On ne gérait pas une ville comme on gérait un château. Il devait tout prévoir, tout planifier, pour s'assurer qu'aucune critique ne pouvait être émise à son encontre. Beaucoup de ceux qui tournoyaient autour de lui n'étaient rien de plus que des charognards attirés par l'odeur de l'argent et de l'influence... parce que sa position, force était de l'admettre, lui octroyait un certain nombre d'avantages sociaux dont il n'avait jamais cessé de jouir outrancièrement. Son armure flambant neuve, ses étalons puissants, son épée sertie de pierres précieuses et ses bagues en or massif en témoignaient allégrement. Mais tout cet apparat n'était pour lui qu'un moyen d'asseoir son autorité sans avoir à la faire valoir autrement, d'une plus violente manière ; parce qu'il était envers et contre tout l'un des plus formidables soldats du continent.

Il était ainsi passé maître dans l'art de garantir la sécurité en ville. Les larcins avaient diminué de moitié depuis qu'il avait pris la tête des garnisons locales. Les quelques bandes d'escrocs et de coupe-jarrets qui avaient autrefois établi leurs quartiers aux alentours des quais de Corgenna les avaient finalement désertés depuis bien longtemps, en constatant que les rondes s'y étaient multipliées à tel point qu'il était impossible de s'en prendre aux voyageurs l'esprit tranquille. Les voleurs à la sauvette qui gangrenaient le marché et contraignaient jusqu'alors les marchands à payer grassement une demi-douzaine de nervis attentifs s'étaient faits prendre la main dans le sac les uns après les autres, et avaient bien promptement été envoyés peupler les geôles de la prison locale. Les malandrins qui profitaient des forêts situées au sud de Corgenna et au travers desquelles serpentaient une nuée de routes permettant de descendre jusqu'aux cités de Fanorum et de Lugripie en avaient été déboutés à coups de piques. Partout, il avait pallié l'inconséquence et l'incompétence de ses prédécesseurs en prenant part, en personne, aux opérations de nettoyage et de surveillance indispensables au maintien de l'ordre. Le Roi lui en était évidemment éternellement reconnaissant, mais il n'était pas le seul.
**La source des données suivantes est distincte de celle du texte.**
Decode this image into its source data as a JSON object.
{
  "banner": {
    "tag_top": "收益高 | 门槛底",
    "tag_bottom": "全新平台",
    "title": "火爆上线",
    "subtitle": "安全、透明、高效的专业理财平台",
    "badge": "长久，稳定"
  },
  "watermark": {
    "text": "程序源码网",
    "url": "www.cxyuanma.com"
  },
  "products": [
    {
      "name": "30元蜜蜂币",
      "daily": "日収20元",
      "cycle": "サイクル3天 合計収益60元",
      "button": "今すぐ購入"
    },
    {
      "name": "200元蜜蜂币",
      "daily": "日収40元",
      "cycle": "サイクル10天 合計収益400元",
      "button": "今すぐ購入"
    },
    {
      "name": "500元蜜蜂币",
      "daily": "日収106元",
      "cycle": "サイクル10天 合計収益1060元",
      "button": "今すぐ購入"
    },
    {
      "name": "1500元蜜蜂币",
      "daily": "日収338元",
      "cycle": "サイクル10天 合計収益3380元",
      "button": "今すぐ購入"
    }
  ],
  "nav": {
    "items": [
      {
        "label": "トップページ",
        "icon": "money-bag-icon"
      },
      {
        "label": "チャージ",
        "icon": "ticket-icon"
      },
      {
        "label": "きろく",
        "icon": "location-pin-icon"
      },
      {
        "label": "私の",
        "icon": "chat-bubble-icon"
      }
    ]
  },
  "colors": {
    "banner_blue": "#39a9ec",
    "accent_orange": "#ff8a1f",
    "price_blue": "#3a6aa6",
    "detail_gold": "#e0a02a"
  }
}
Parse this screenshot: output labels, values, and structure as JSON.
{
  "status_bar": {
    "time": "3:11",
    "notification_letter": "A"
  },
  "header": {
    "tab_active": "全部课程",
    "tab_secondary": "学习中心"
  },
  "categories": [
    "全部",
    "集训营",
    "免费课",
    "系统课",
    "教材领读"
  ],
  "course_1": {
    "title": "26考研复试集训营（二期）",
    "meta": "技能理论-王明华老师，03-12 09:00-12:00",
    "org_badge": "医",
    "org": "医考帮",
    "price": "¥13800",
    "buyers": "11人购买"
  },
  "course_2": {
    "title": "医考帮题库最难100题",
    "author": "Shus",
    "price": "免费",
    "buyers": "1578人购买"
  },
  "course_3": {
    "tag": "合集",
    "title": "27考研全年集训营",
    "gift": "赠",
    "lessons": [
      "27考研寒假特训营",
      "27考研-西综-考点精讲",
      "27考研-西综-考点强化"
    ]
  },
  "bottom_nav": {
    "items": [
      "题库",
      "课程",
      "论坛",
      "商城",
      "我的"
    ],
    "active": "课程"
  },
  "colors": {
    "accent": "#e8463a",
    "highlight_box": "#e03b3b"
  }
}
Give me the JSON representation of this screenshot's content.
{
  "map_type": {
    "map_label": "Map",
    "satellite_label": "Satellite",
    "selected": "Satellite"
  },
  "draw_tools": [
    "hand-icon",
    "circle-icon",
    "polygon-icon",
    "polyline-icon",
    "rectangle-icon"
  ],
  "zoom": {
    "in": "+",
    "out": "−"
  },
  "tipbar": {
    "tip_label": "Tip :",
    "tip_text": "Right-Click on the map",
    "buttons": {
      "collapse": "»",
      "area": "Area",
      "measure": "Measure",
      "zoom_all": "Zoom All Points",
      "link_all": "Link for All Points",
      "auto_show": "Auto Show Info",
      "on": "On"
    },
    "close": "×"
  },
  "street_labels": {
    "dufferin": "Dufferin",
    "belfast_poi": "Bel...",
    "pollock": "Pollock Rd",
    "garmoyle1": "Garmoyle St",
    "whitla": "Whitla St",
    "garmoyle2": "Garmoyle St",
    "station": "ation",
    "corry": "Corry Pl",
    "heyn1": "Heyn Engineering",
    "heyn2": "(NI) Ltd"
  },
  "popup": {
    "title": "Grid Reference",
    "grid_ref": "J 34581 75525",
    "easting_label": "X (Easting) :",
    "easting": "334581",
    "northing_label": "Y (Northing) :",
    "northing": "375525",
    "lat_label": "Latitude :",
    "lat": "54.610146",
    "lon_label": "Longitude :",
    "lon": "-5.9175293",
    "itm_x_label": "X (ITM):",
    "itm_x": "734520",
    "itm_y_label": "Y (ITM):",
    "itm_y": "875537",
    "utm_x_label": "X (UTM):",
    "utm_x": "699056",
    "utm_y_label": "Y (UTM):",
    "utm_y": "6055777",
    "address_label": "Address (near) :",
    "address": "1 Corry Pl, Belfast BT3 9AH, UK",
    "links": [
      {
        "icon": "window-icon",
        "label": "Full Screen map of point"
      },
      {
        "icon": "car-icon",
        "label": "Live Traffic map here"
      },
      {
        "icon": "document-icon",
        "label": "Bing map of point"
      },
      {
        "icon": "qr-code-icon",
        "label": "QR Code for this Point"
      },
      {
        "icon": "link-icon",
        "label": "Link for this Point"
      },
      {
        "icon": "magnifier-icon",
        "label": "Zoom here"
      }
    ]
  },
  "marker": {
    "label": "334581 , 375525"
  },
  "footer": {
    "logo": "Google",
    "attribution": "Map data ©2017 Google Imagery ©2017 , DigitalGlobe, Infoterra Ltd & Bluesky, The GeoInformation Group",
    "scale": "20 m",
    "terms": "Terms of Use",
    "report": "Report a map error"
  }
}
Beaucoup de marchands avaient commencé à l'arroser de présents. Un moyen fort efficace de l'inciter à continuer sa politique particulièrement rude à l'égard des fripouilles de Corgenna... Tant et si bien que s'il était sans nul doute le plus célèbre et le plus craint des militaires de Balhaan, Brigades Royales exceptées, il en était aussi et surtout le plus fortuné. Ses appartements, situés sur la colline qui surplombait la ville portuaire, étaient si vastes qu'il avait fallu plus d'une douzaine d'années pour les bâtir entièrement. D'aucuns murmuraient même que leur splendeur n'avait d'égale que le palais royal lui-même... Ce qui n'empêchait pas Charles de continuer à déserter sa maisonnée et de fausser compagnie à ses proches du matin jusqu'au soir, préférant à la magnificence de ses quartiers privés l'austérité de son bureau situé dans l'enceinte de l'Esplanade de l'Oracle.